Increased mitochondrial oxidative phosphorylation in the liver is associated with obesity and insulin resistance

Abstract

Obesity is the result of excess energy intake relative to expenditure, however little is known about why some individuals are more prone to weight gain than others. Inbred strains of mice also vary in their susceptibility to obesity and therefore represent a valuable model to study the genetics and physiology of weight gain and its co-morbidities such as type 2 diabetes. C57BL/6J mice are susceptible to obesity and insulin resistance when fed an obesogenic diet, whereas A/J mice are resistant despite increased caloric intake. Analysis of B6- and A/J-derived chromosome substitution strains and congenic strains revealed a complex genetic and physiological basis for this phenotype. To improve our understanding of the molecular mechanisms underlying susceptibility to metabolic disease we analyzed global gene expression patterns in 6C1 and 6C2 congenic strains. 6C1 is susceptible whereas 6C2 is resistant to diet-induced obesity. In addition, we demonstrate that 6C1 is glucose intolerant and insulin resistant relative to 6C2. Pathway analysis of global gene expression patterns in muscle, adipose, and liver identified expression level differences between 6C1 and 6C2 in pathways related to basal transcription factors, endocytosis, and mitochondrial oxidative phosphorylation (OxPhos). The OxPhos expression differences were subtle but evident in each complex of the electron transport chain and were associated with a marked increase in mitochondrial oxidative capacity in the livers of the obese strain 6C1 relative to the obesity-resistant strain 6C2. These data suggests the importance of hepatic mitochondrial function in the development of obesity and insulin resistance.
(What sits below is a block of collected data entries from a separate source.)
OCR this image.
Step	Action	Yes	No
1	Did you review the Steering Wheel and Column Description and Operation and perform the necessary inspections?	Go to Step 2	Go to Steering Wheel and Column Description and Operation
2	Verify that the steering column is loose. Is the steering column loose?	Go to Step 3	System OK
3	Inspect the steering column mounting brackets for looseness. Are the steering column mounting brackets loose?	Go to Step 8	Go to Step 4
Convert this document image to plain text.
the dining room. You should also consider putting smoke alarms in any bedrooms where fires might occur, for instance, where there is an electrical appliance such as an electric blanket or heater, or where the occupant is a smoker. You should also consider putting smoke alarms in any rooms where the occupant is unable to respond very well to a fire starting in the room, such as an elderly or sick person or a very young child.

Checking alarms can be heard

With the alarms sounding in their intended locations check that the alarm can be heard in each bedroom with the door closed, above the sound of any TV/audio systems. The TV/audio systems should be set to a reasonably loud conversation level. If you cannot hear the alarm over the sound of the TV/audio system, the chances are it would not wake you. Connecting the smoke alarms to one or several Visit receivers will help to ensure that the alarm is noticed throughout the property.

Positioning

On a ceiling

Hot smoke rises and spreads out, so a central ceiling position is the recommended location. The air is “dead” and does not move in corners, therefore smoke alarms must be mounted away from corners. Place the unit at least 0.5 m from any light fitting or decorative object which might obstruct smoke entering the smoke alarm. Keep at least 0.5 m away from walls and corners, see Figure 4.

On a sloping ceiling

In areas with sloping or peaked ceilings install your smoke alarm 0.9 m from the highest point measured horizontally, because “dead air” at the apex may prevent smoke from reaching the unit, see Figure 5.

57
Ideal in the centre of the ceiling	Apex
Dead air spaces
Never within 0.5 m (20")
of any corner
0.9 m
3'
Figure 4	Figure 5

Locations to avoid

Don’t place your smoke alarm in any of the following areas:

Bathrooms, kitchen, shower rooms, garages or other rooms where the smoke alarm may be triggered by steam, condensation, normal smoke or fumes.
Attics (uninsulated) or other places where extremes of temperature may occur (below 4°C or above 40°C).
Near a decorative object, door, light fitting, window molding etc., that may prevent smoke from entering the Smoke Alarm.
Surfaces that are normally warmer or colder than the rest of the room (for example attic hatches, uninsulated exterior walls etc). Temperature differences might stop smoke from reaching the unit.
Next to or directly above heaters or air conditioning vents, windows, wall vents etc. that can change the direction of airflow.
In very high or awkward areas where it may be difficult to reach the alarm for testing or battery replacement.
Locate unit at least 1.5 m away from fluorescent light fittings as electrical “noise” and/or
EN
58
Figure 1. Map of chromosome 6 congenic strains

Analysis of strains 6C1 and 6C2 define Obrq2, a 30.3 Mb diet-induced obesity-resistance QTL. IR, Insulin resistant. IS, Insulin sensitive.

Figure 2. Elevated glucose and insulin levels in strain 6C1 relative to strain 6C2

(A) Strain 6C1 had increased fasting glucose levels as well as higher glucose levels during a GTT relative to strain 6C2. (B) Insulin levels are increased in strain 6C1 relative to 6C2 following the injection of equivalent glucose loads during the GTT. (C) Compared to 6C2, 6C1 has a decreased ability to clear glucose from the blood stream in response to a bolus intraperitoneal injection of insulin at a rate of 0.75U/kg of body weight. * p<0.05, **p<0.01, ***p<0.0001

Figure 3. Genes in the oxidative phosphorylation pathway are upregulated in 6C1 relative to 6C2

Each column represents one sample (chip) and each row represents one gene. The range of colors corresponds to the range of expression values (red = high, blue = low). Genes contributing to the core enrichment are shown in red.

Figure 4. Gene expression is upregulated in the liver of strain 6C1 relative to 6C2 following 100 days on the HFSC diet in each electron transport chain complex

Genes were classified according to the Kyoto Encyclopedia of Genes and Genomes (KEGG) (18).